Ma lo desidero ancora. Quando facevo le cose bene, chiaramente, significava vincere il test, studiare e obbedire alle nostre mamme. Quando un compito pieno di sovraffaticamento era l'apice del successo. Quando la lotta interna più difficile dovremmo vincere è stata quella di apprendere la tabella di moltiplicazione e le abbreviazioni degli elementi chimici . Quando l'unico premio era vincere i voti popolari come rappresentante di un gruppo dopo aver lanciato noi stessi con manifesti di propaganda promettendo il jeanday e la festa di fine anno, oa spese del 500 pesos ognuno dovrebbe dare se ha gettato un foglio sul pavimento



Quella volta in cui i peggiori amici avremmo potuto insegnarci a incollare sull'esame o ad arrivare in ritardo alla lezione quasi inosservati mentre distraggono l'insegnante. Quando infrangere le regole significava uscire dalla stanza prima che suonasse la campana!



Cosa? Semplice era vivere quando sapevamo quale sarebbe stato il prossimo passo, quando c'era solo un percorso sicuro e corretto, quando era chiaro Ci ha fatto bene e ci ha fatto male, quando le opportunità erano molte, ma quelle che potevamo accettare allo stesso tempo, nella stessa stanza e anche nella stessa classe.



Quando non c'erano più ego lì. avere il quaderno a copertina rigida più carino della stagione o aver preso la classe 5.0 fuori dalla classe. Qu & eacute; So che non c'era crimine peggiore del mangiare in classe! Oppure hai salvato per errore la bozza del bambino della porta accanto.



Cosa? Era rassicurante sapere quale fosse la migliore decisione tra tante opzioni, la strada giusta tra tanti dubbi. Perché ora, amici, la vita non è misurata dalle qualifiche o dagli sforzi attitudinali. La vita dipende dalla buona fortuna, dalla fortuna che costruiamo, per prendere la decisione giusta tra tutte le cose buone che possiamo scegliere.



E poi capisco che la vita è stata perfettamente progettata in modo tale che quando siamo grandi, liberi di andare a scuola o presenti desinenze all'Università, ci sentiamo inorriditi dal non avere alcun ordine, senza sapere cosa? fare o non venire.

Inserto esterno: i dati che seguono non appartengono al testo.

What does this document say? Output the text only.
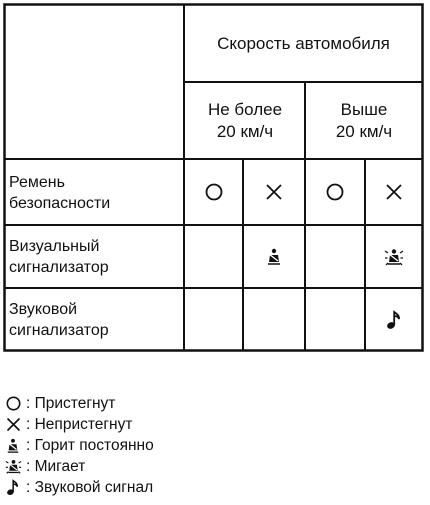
Скорость автомобиля
Не более
20 км/ч
Выше
20 км/ч
Ремень
безопасности
Визуальный
сигнализатор
Звуковой
сигнализатор
: Пристегнут
: Непристегнут
: Горит постоянно
: Мигает
: Звуковой сигнал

Ma lì est & aacute; la sfida di crescere, di maturare e intraprendere il nostro cammino. Perché, sebbene possa continuare a sembrare banale, la vita ci mostra che i sogni che teniamo ora sono più che mai possibili, che sognare è il nostro strumento più prezioso per costruire la vita che vogliamo, perché sono quelli che ci guidano nel luogo che, senza saperlo, dobbiamo raggiungere.



Perché ognuno di noi ha un destino diverso e questo è ciò che ci rende unici che è inutile confrontare i risultati degli altri con i nostri, ma piuttosto cercare la nostra definizione di successo mentre osiamo . Fare errori e scoprire verità che non conosciamo. Mangia le nostre paure, prova e riprova. E renditi conto che mettere in discussione è mostrare la vita che vogliamo rispondere alle tue domande e percorrere il sentiero, la parte più importante prima di raggiungerla, la nostra destinazione finale.



La paura lo ignora sempre Bene, porta sempre più rapidamente all'errore. Quindi, grazie per aver distrutto le nostre certezze! Siamo pronti a sentire il vuoto di non sapere dove cadrà.